The French Laundry has been around since the 1800s. It was originally a saloon, a brothel, and then finally a French steam press. And in the 1970s the building was purchased by the Mayor of Yountville. In the mid 1990s, Thomas Keller, an American chef who is classically trained in French cuisine, decided to buy the French Laundry and turn it into a restaurant. It is Michelin 3-star rated and is pretty consistently listed as one of the top restaurants in the country and even the world.
The menu is a 9 course extravaganza that changes constantly. They grow many of their own vegetables and herbs and work with small farms and dairy providers for all of their menu. And it shows. Everything tastes fresh and amazing.
So Brett and I decided, at the beginning of planning our "Brett's turnin' 30 so let's go on a vacay" trip to Napa and San Francisco, that we had to go to the French Laundry. But here's the thing. In order to make a reservation you need to make it on the calendar day two months in advance. And by the time we had started planning? It was past the date. Sob. Sob all over. BUT the food gods prevailed...it was closed for part of the winter, so that meant we could call when it opened back up and try to get the reservation.

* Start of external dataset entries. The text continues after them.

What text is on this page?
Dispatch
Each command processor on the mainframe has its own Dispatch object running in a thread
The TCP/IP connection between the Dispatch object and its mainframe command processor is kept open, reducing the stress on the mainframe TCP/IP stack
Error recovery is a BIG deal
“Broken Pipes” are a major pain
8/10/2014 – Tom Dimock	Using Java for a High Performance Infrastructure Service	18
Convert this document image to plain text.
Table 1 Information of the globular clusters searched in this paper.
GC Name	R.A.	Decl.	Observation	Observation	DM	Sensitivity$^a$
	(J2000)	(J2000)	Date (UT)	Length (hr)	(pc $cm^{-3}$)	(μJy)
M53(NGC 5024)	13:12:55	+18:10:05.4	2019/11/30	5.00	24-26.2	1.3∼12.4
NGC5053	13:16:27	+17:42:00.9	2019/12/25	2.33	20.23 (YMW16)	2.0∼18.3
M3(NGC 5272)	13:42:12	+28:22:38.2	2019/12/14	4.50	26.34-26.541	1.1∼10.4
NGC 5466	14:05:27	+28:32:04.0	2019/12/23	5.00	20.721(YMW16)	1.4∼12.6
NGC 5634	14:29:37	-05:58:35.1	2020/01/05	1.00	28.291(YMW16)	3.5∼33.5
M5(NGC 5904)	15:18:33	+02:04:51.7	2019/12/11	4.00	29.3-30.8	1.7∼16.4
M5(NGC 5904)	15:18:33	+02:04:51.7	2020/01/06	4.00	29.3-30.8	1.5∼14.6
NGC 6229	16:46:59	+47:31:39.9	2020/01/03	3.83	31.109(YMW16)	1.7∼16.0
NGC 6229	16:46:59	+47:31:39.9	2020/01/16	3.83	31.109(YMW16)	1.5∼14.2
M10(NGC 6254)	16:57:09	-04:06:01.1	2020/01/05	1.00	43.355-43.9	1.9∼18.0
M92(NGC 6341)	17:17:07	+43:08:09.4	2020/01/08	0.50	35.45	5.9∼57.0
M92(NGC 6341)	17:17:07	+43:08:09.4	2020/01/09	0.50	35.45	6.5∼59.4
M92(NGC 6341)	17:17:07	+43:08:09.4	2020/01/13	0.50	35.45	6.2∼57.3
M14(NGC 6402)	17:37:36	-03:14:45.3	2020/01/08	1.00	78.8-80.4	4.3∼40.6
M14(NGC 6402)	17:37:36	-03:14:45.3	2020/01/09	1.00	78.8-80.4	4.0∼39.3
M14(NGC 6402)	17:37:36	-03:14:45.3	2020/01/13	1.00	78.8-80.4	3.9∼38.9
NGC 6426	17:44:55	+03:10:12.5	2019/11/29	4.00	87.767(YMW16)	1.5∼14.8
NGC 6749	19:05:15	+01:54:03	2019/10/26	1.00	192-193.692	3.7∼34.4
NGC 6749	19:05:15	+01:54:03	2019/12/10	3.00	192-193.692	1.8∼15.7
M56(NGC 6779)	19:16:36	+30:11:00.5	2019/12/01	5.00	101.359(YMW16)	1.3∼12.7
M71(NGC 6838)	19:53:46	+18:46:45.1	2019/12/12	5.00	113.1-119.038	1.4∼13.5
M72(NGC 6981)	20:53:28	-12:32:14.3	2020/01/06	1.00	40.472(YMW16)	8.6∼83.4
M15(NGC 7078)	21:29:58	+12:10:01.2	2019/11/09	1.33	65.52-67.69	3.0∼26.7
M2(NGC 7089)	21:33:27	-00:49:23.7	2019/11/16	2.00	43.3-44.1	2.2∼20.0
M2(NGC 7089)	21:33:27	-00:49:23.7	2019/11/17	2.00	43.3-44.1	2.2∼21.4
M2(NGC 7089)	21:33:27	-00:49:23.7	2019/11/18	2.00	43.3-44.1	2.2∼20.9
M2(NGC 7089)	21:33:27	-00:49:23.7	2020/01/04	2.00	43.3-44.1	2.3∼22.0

Six hours of calls later (yes six, yes I am crazy, don't judge me....please...also did you know that the iPhone stops counting after 100 calls....) we got through (another note - Brett got through...not me...even though I called like five times more than he did). And we did it. We got reservations. HOORAY!
So we dressed in our finest gear and headed out for the French Laundry when we were in Napa.
Look at us. We're so fancy. We were sat in a far corner and the feast commenced. I should also note...there were two non-course courses that were also served before the actual first course. Yeah, it's a mouthful. And then we got the menu. And every part of it looked....unbelievable.
Some of the courses came with "options" between two different dishes, but since Brett and I are awesome sharers with each other, we just ordered everything and split the courses that had options. Yeah, cue the awwwwwwweeeee.
And now I will post all of the courses. And the highlights? The oysters and pearls, foie gras, and lamb brains. BRAINS! And delicious.
"Pearls & Oysters"
"Sabayon" of Pearl Tapioca with Island creek Oysters and White Sturgeon Caviar
Salad of French Laundry Garden Heirloom Beets
Rhubarb "Tsukemono," Salted Cucumber, Baby Leeks and Sweet Onion Pureé
Moulard Duck "Foie Gras au Torchon"
"Confit de Canard," Winter Chicories, Red Walnuts, Cipollini Onions and Guinness-Chocolate Emulsion
Bacon-Wrapped Shad Roe
Haas Avocado, Petite Radishes, Romaine Lettuce, Tarragon Crème Fraîche and Piquillo Pepper Marmalade
Sautéed Fillet of Atlantic Halibut
Bok Choy, Hearts of Palm, Red Chili, and Marinated Mushrooms
Georges Bank Sea Scallops "Poêlées"
English Pea Tortellini, Nantes Carrots, and Madras Curry Butter
Four Story Hill Farm "Poularde"
Cauliflower, Stinging Nettles, Bergamot Orange, and Long Pepper Reduction
Elysian Fields Farm Lamb Saddle
"Beignet Michèle," Arrowleaf Spinach, Salsify, and Brown Butter Jus
"Pain d'Épices," Young Fennel, Poached Prune and 100 Year Balsamic Vinegar
Cream Yogurt Sherbert
Toasted Oats, Pomegranate, Oxalis and Osmanthus
Meyer Lemon "Parfait"
Oregon Huckleberries, Sicilian Pistachios, and Poppy Seed Ice Cream
Praline Mousse, "Dacquoise," Malt and Roasted Banana Sorbet
A capacciono-ish desert and Brett's birthday dish!
This was by far and away the most amazing meal of my life. As you can see, every meal bit was executed in such an amazing fashion. I haven't tasted food like this ever. And the service? Amazing. Our waiter was engaging and curtious and was thrilled when I spoke with him in French, and even our "busboy" was a CIA-trained chef. Like, what?
I know that this was an extravagant meal. But it was worth every penny. And every bite. And it was the single most amazing culinary experience I've ever had. And hopefully one day, I can aspire to cook like this. For now, I'll dream of the French Laundry.
If you get a chance, go. Yes, the bill may make you cry a bit inside. But I can still remember the way that the foie melted on my tongue. Or the way that the halibut was so slightly crisped, or even the bread with the (TWO DIFFERENT KINDS OF) butter was so delicious that I wanted to eat more.
And to the staff of the French Laundry....thank you for the best meal of my [our] life.